After a speedy breakfast at the London Hotel we loitered about the town of San-Sebastiano in a labyrinth of narrow streets, and mounted to the top of the citadel. The climb proved to be a long, hot and fatiguing one. Half way up we saw the monument of a German merchant who, after having become bankrupt, had thrown himself into the ocean from that spot. When we reached the citadel we went groping along silent passage-ways; the semi-darkness within began to provoke a disagreeable impression on me, especially when I perceived a ghastly face peep in at us through the bars of a dungeon window. The prisoner was beckoning to us, trying to explain by an expressive pantomime, that he was going to have his head cut off. I regarded him with eyes of terror and alarm and remarking my fright, the prisoner amused himself to increase it by shouting to me: “Señorita, escucha Vd!” (Listen to me Miss!) which I certainly declined to do, and hid myself behind the backs of my cavaliers.

We returned to the hotel thoroughly done up. After dinner, as we took our seats in the train carrying us back to Biarritz, an elderly Spaniard came in, cigar in mouth. He sat down and sent a dense cloud of horrid smoke right into our faces, making mamma feel faint. Noticing that, Mr. Delbruck requested our unpleasant fellow-traveller to stop smoking, but he only sneered, puffing away at his cigar.

The next day the Delbrucks proposed another expedition to the convent of the “Bernardines,” where the nuns took vows of perpetual silence. When we came within the enclosure of that monastery, situated near Bayonne, there was an ominous deep stillness around us. In passing through the garden we saw a group of nuns sitting in pairs under the trees, with their backs turned to each other reading their bréviaires. These poor cloistered women were draped in long white robes with a black cross embroidered on the back; an enormous hood covered their faces entirely.

Mamma, having enough of hotel life, began to look for a private villa, and I triumphed inwardly each time she did not come to a right understanding with the proprietors, for it did not suit me a bit to be separated from Walter Heape. But mamma made her choice at last, and before long we were installed in a pretty cottage called “Maison Monheau.” Happily the day of our removal coincided with the day of the departure of my English friends. Mr. Delbruck gave us a pressing invitation to come and have a grape-cure on his property, situated in the neighbourhood of Bordeaux. This suggestion was seized upon by the boys with enthusiasm; they promised me a warm reception and said they would do anything they could to make my visit a pleasant one, and painted me entrancing pictures of the good times they would give me; they could offer me fishing, a pony for me to ride, and other enticing things. For my part I thought it would be splendid fun, and the invitation was so tempting that I was ready to embrace Mr. Delbruck, but mamma declined it to my intense disappointment.

Towards the end of September we started on our homeward journey.

CHAPTER V
MY SECOND SEASON IN ST. PETERSBURG

I had again my heart’s desire.

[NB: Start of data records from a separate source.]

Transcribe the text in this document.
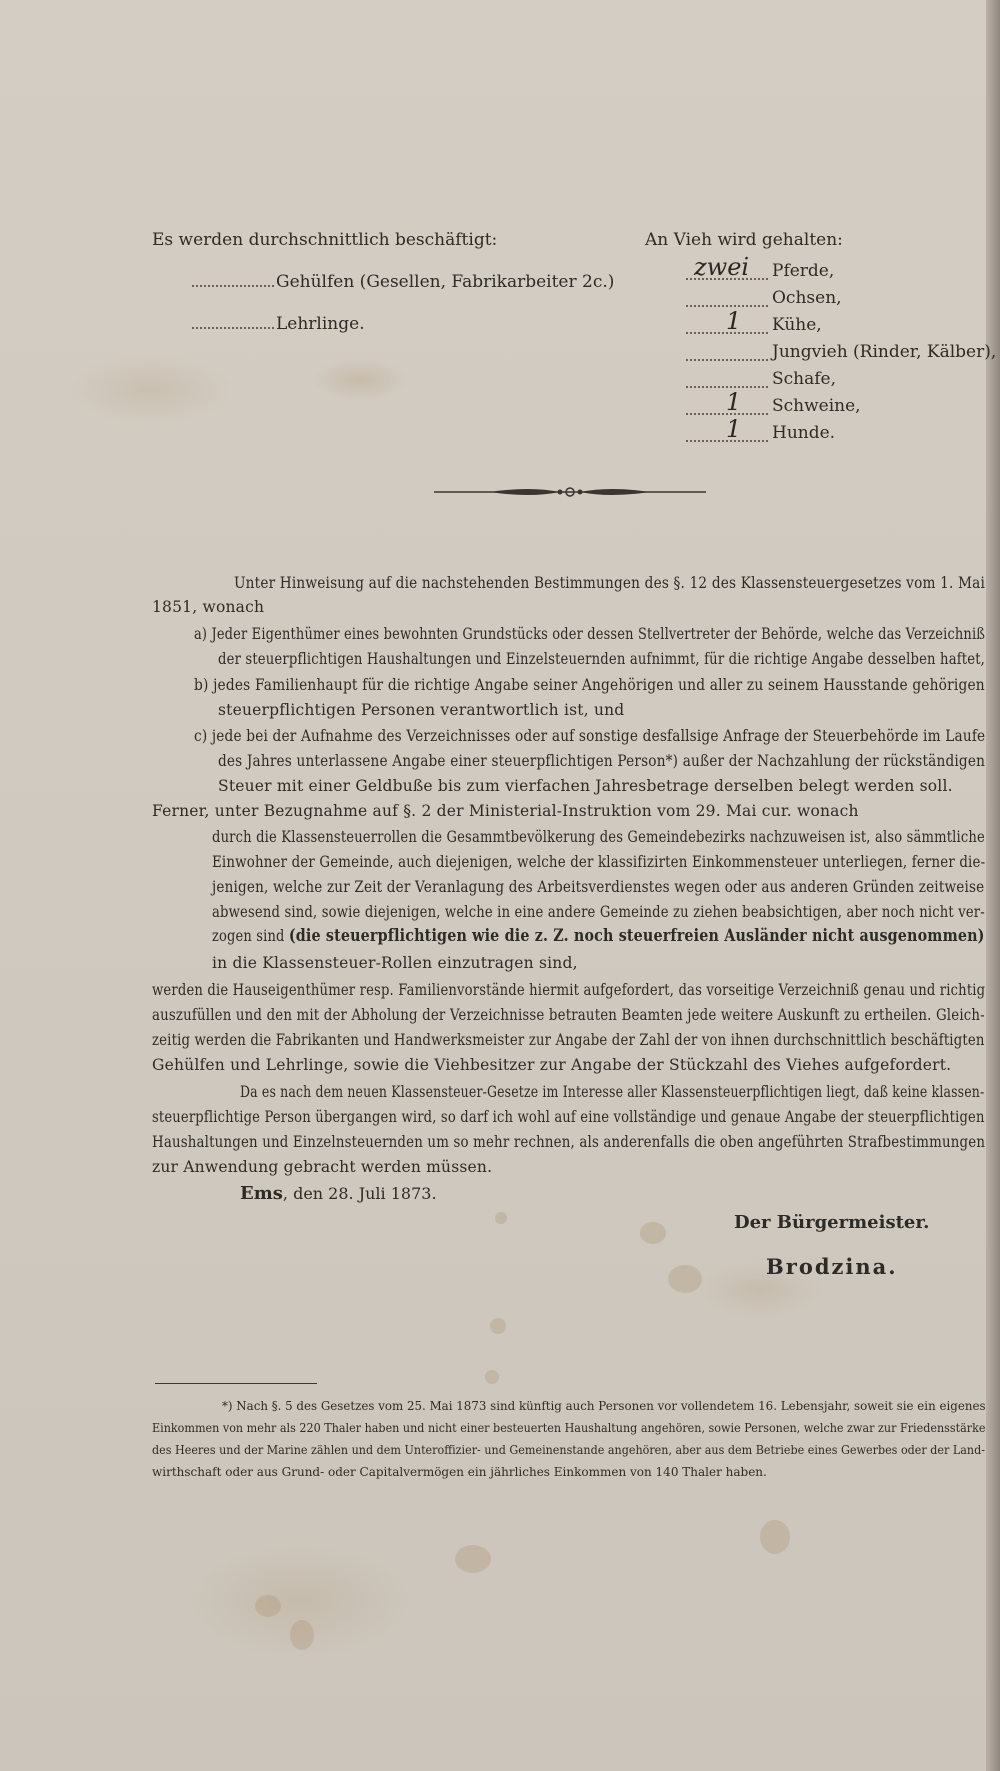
Es werden durchschnittlich beschäftigt:
Gehülfen (Gesellen, Fabrikarbeiter 2c.)
Lehrlinge.
An Vieh wird gehalten:
zwei Pferde,
Ochsen,
1 Kühe,
Jungvieh (Rinder, Kälber),
Schafe,
1 Schweine,
1 Hunde.
Unter Hinweisung auf die nachstehenden Bestimmungen des §. 12 des Klassensteuergesetzes vom 1. Mai
1851, wonach
a) Jeder Eigenthümer eines bewohnten Grundstücks oder dessen Stellvertreter der Behörde, welche das Verzeichniß
der steuerpflichtigen Haushaltungen und Einzelsteuernden aufnimmt, für die richtige Angabe desselben haftet,
b) jedes Familienhaupt für die richtige Angabe seiner Angehörigen und aller zu seinem Hausstande gehörigen
steuerpflichtigen Personen verantwortlich ist, und
c) jede bei der Aufnahme des Verzeichnisses oder auf sonstige desfallsige Anfrage der Steuerbehörde im Laufe
des Jahres unterlassene Angabe einer steuerpflichtigen Person*) außer der Nachzahlung der rückständigen
Steuer mit einer Geldbuße bis zum vierfachen Jahresbetrage derselben belegt werden soll.
Ferner, unter Bezugnahme auf §. 2 der Ministerial-Instruktion vom 29. Mai cur. wonach
durch die Klassensteuerrollen die Gesammtbevölkerung des Gemeindebezirks nachzuweisen ist, also sämmtliche
Einwohner der Gemeinde, auch diejenigen, welche der klassifizirten Einkommensteuer unterliegen, ferner die-
jenigen, welche zur Zeit der Veranlagung des Arbeitsverdienstes wegen oder aus anderen Gründen zeitweise
abwesend sind, sowie diejenigen, welche in eine andere Gemeinde zu ziehen beabsichtigen, aber noch nicht ver-
zogen sind (die steuerpflichtigen wie die z. Z. noch steuerfreien Ausländer nicht ausgenommen)
in die Klassensteuer-Rollen einzutragen sind,
werden die Hauseigenthümer resp. Familienvorstände hiermit aufgefordert, das vorseitige Verzeichniß genau und richtig
auszufüllen und den mit der Abholung der Verzeichnisse betrauten Beamten jede weitere Auskunft zu ertheilen. Gleich-
zeitig werden die Fabrikanten und Handwerksmeister zur Angabe der Zahl der von ihnen durchschnittlich beschäftigten
Gehülfen und Lehrlinge, sowie die Viehbesitzer zur Angabe der Stückzahl des Viehes aufgefordert.
Da es nach dem neuen Klassensteuer-Gesetze im Interesse aller Klassensteuerpflichtigen liegt, daß keine klassen-
steuerpflichtige Person übergangen wird, so darf ich wohl auf eine vollständige und genaue Angabe der steuerpflichtigen
Haushaltungen und Einzelnsteuernden um so mehr rechnen, als anderenfalls die oben angeführten Strafbestimmungen
zur Anwendung gebracht werden müssen.
Ems, den 28. Juli 1873.
Der Bürgermeister.
Brodzina.
*) Nach §. 5 des Gesetzes vom 25. Mai 1873 sind künftig auch Personen vor vollendetem 16. Lebensjahr, soweit sie ein eigenes
Einkommen von mehr als 220 Thaler haben und nicht einer besteuerten Haushaltung angehören, sowie Personen, welche zwar zur Friedensstärke
des Heeres und der Marine zählen und dem Unteroffizier- und Gemeinenstande angehören, aber aus dem Betriebe eines Gewerbes oder der Land-
wirthschaft oder aus Grund- oder Capitalvermögen ein jährliches Einkommen von 140 Thaler haben.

I was invited by my aunt, Swetchine, mamma’s sister, to spend the winter with her in St. Petersburg; I was in the seventh heaven of delight, nothing could please me better.

How pleasant it was to be in St. Petersburg again; I felt so self-dependent in it! It was my first taste of liberty; I was my own mistress at last, and I should have plenty of opportunity to spread my wings and see the world, of which I knew nothing, but expected everything. I had a chamber of my own and felt that I had never lived till now, it was simply a foretaste of Paradise.

I got on admirably with my cousin, Kate Swetchine, the most good-natured girl in the world; her sister, Sophy was much too serious for me. I had all my days free to do what I desired. Music became an actual passion to me; I practised the piano a good deal; Liszt being one of my favourite composers, I played his rhapsodies stormingly. I began also to study singing, and in spare moments wrote stupid verses, which all my admirers thought beautiful. That winter I raved about officers belonging to the horse-guard regiment, and dedicated to them an atrocious poem that I sang on the motive of L’Amour, the fashionable chansonette of the season.